A Universidade de Harvard assumiu durante décadas ter uma cópia barata da Magna Carta, comprada por menos de 30 dólares, mas dois investigadores concluíram que é uma versão rara de 1300 emitida pelo rei britânico Eduardo I.
A Magna Carta original estabeleceu em 1215 o princípio de que o rei está sujeito à lei e constituiu a base de constituições em todo o mundo. Existem quatro cópias do original e, até agora, acreditava-se que existiam apenas seis cópias da versão de 1300.
"A minha reação foi de espanto e, de certa forma, admiração por ter conseguido encontrar uma Magna Carta até então desconhecida", contou David Carpenter, professor de História Medieval no King's College London.
O professor estava a pesquisar no 'site' da Biblioteca da Faculdade de Direito de Harvard em dezembro de 2023 quando encontrou o documento digitalizado.
Carpenter juntou-se a Nicholas Vincent, professor de História Medieval na Universidade de East Anglia, no Reino Unido, para confirmar a autenticidade do documento de Harvard.
Comparando-a com as outras seis cópias de 1300, Carpenter descobriu que as dimensões correspondiam. Viraram-se depois para imagens geradas por bibliotecários de Harvard utilizando luz ultravioleta e imagens espetrais. A tecnologia ajuda os académicos a ver detalhes em documentos desbotados que não são visíveis ao olho humano.
Isto permitiu-lhes comparar os textos palavra a palavra, bem como a caligrafia, que inclui um grande 'E' maiúsculo no início de 'Edwardus' e letras alongadas na primeira linha.
Depois do original de 1215 impresso pelo rei João de Inglaterra, foram escritas cinco outras edições nas décadas seguintes --- até 1300, a última vez que o documento completo foi publicado e autorizado pelo selo do rei.
A versão de 1300 da Magna Carta é "diferente das versões anteriores numa série de pequenos aspetos, e as alterações encontram-se em cada um deles", apontou Carpenter.
Harvard teve de atingir padrões elevados para provar a autenticidade, garantiu Carpenter, e fê-lo "com distinção".
A sua cópia gasta e descolorada da Magna Carta vale milhões de dólares, estimou Carpenter --- embora Harvard não tenha planos para a vender. Uma versão de 1297 da Magna Carta foi vendida em leilão em 2007 por 21,3 milhões de dólares.
O outro mistério por detrás do documento foi o percurso que fez até Harvard.
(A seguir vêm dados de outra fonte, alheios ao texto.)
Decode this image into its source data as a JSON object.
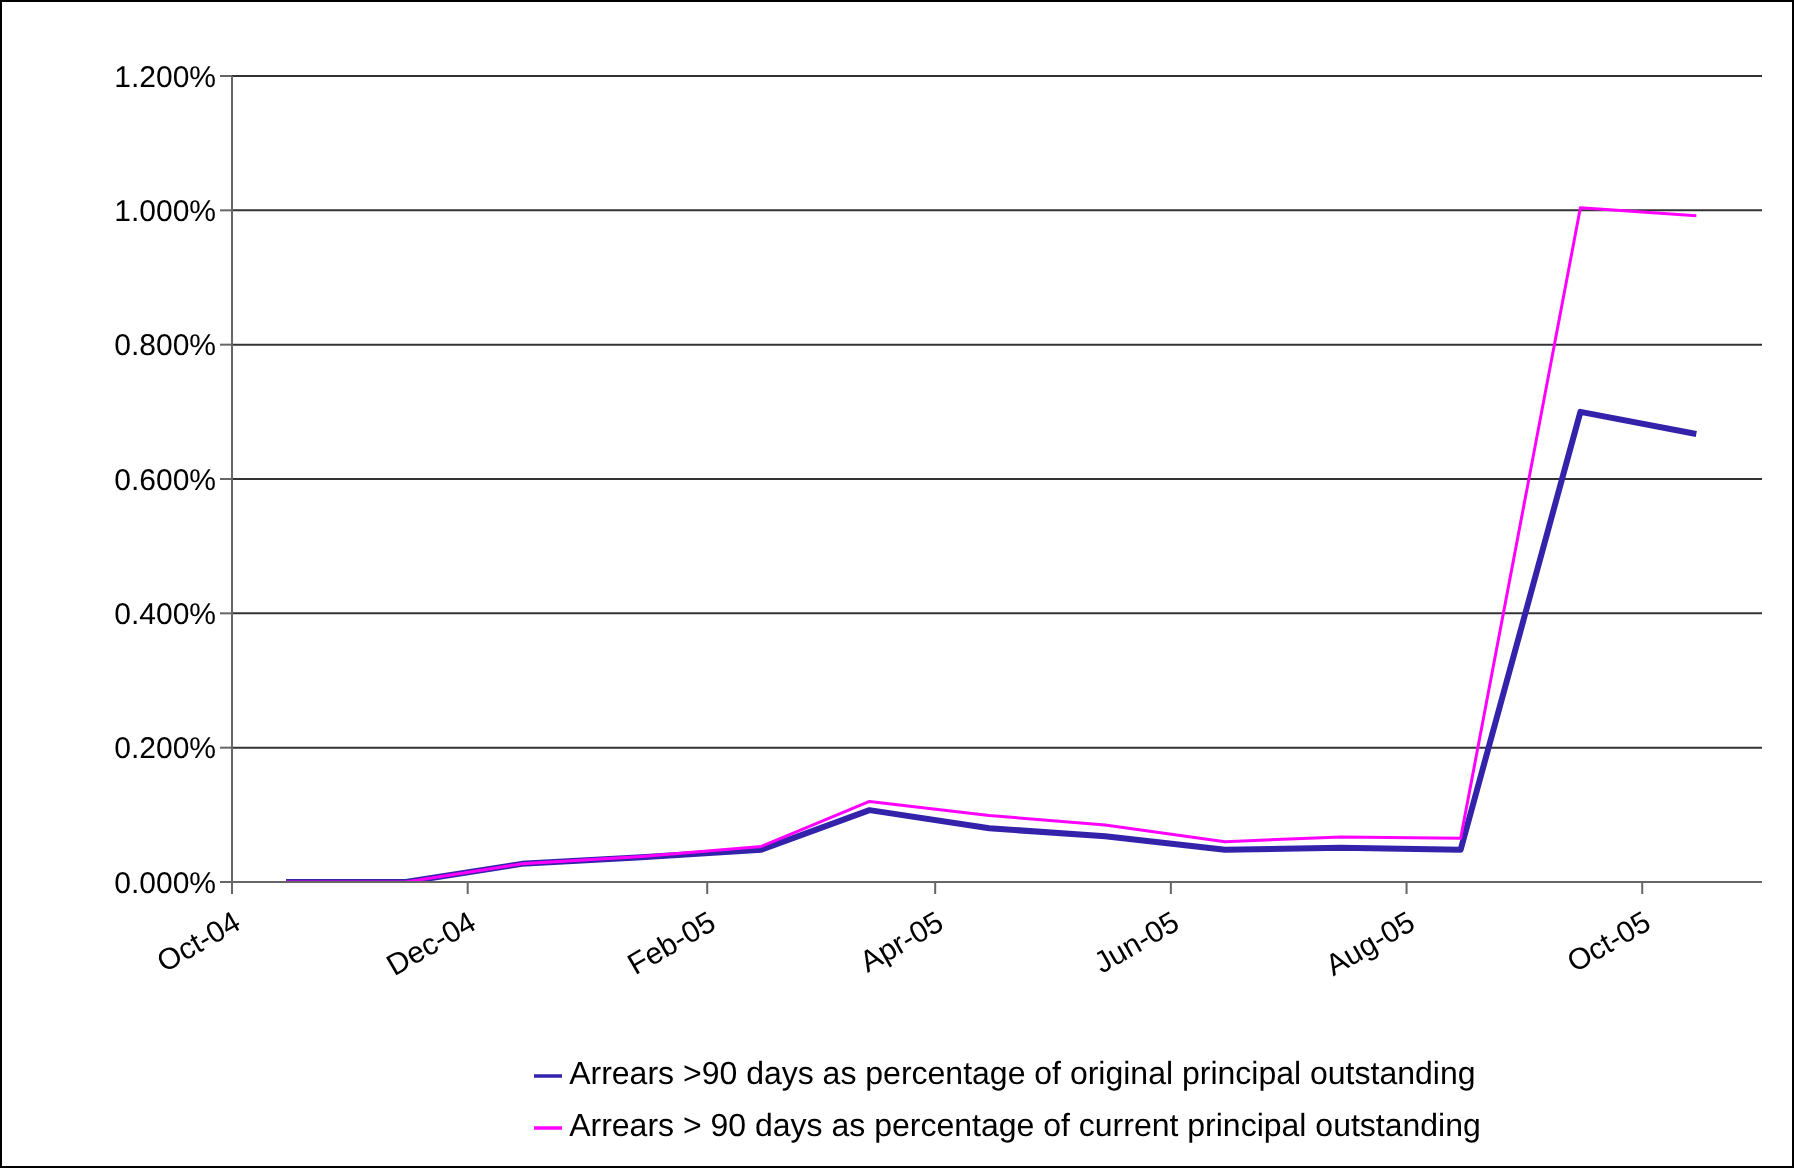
{
  "chart_data": {
    "type": "line",
    "x": [
      "2004-10-15",
      "2004-11-15",
      "2004-12-15",
      "2005-01-15",
      "2005-02-15",
      "2005-03-15",
      "2005-04-15",
      "2005-05-15",
      "2005-06-15",
      "2005-07-15",
      "2005-08-15",
      "2005-09-15",
      "2005-10-15"
    ],
    "series": [
      {
        "name": "Arrears >90 days as percentage of original principal outstanding",
        "color": "#3322aa",
        "values": [
          0,
          0,
          0.027,
          0.037,
          0.048,
          0.107,
          0.08,
          0.068,
          0.048,
          0.051,
          0.048,
          0.7,
          0.667
        ]
      },
      {
        "name": "Arrears > 90 days as percentage of current principal outstanding",
        "color": "#ff00ff",
        "values": [
          0,
          0,
          0.027,
          0.038,
          0.053,
          0.12,
          0.099,
          0.085,
          0.06,
          0.067,
          0.065,
          1.004,
          0.992
        ]
      }
    ],
    "xlim": [
      "2004-10-01",
      "2005-11-01"
    ],
    "xticks": [
      {
        "value": "2004-10-01",
        "label": "Oct-04"
      },
      {
        "value": "2004-12-01",
        "label": "Dec-04"
      },
      {
        "value": "2005-02-01",
        "label": "Feb-05"
      },
      {
        "value": "2005-04-01",
        "label": "Apr-05"
      },
      {
        "value": "2005-06-01",
        "label": "Jun-05"
      },
      {
        "value": "2005-08-01",
        "label": "Aug-05"
      },
      {
        "value": "2005-10-01",
        "label": "Oct-05"
      }
    ],
    "ylim": [
      0,
      1.2
    ],
    "yticks": [
      {
        "value": 0,
        "label": "0.000%"
      },
      {
        "value": 0.2,
        "label": "0.200%"
      },
      {
        "value": 0.4,
        "label": "0.400%"
      },
      {
        "value": 0.6,
        "label": "0.600%"
      },
      {
        "value": 0.8,
        "label": "0.800%"
      },
      {
        "value": 1.0,
        "label": "1.000%"
      },
      {
        "value": 1.2,
        "label": "1.200%"
      }
    ],
    "grid": "y",
    "legend": "bottom",
    "marker": "none",
    "line_style": "solid"
  }
}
Esta tarefa foi deixada a Vincent, que conseguiu segui-la até ao antigo distrito parlamentar de Appleby, em Westmorland, Inglaterra.
A biblioteca da Faculdade de Direito de Harvard comprou o seu exemplar em 1946 a um livreiro de Londres por 27,50 dólares. Na altura, a data foi erradamente atribuída a 1327.
Vincent determinou que o documento foi enviado para uma leiloeira britânica em 1945 por um ás da aviação da Primeira Guerra Mundial, que também desempenhou um papel na defesa de Malta na Segunda Guerra Mundial.
O herói de guerra, Forster Maynard, herdou os arquivos de Thomas e John Clarkson, que lideravam campanhas contra o tráfico de escravos.
"Há ali uma cadeia de ligações, por assim dizer, uma prova cabal, mas ainda não há provas claras de que esta seja a Carta Magna de Appleby. Mas parece-me muito provável que seja", frisou Vincent.
O professor confessou que gostaria de encontrar uma carta ou outra documentação que mostre que a Magna Carta foi entregue a Thomas Clarkson.
Vincent e Carpenter planeiam visitar Harvard em junho para ver a sua Magna Carta em primeira mão --- e dizem que o documento é tão relevante como sempre numa altura em que Harvard está em conflito com a administração liderada pelo Presidente norte-americano Donald Trump, sobre quanta autoridade o governo federal deve ter sobre a sua liderança, admissões e ativismo no campus.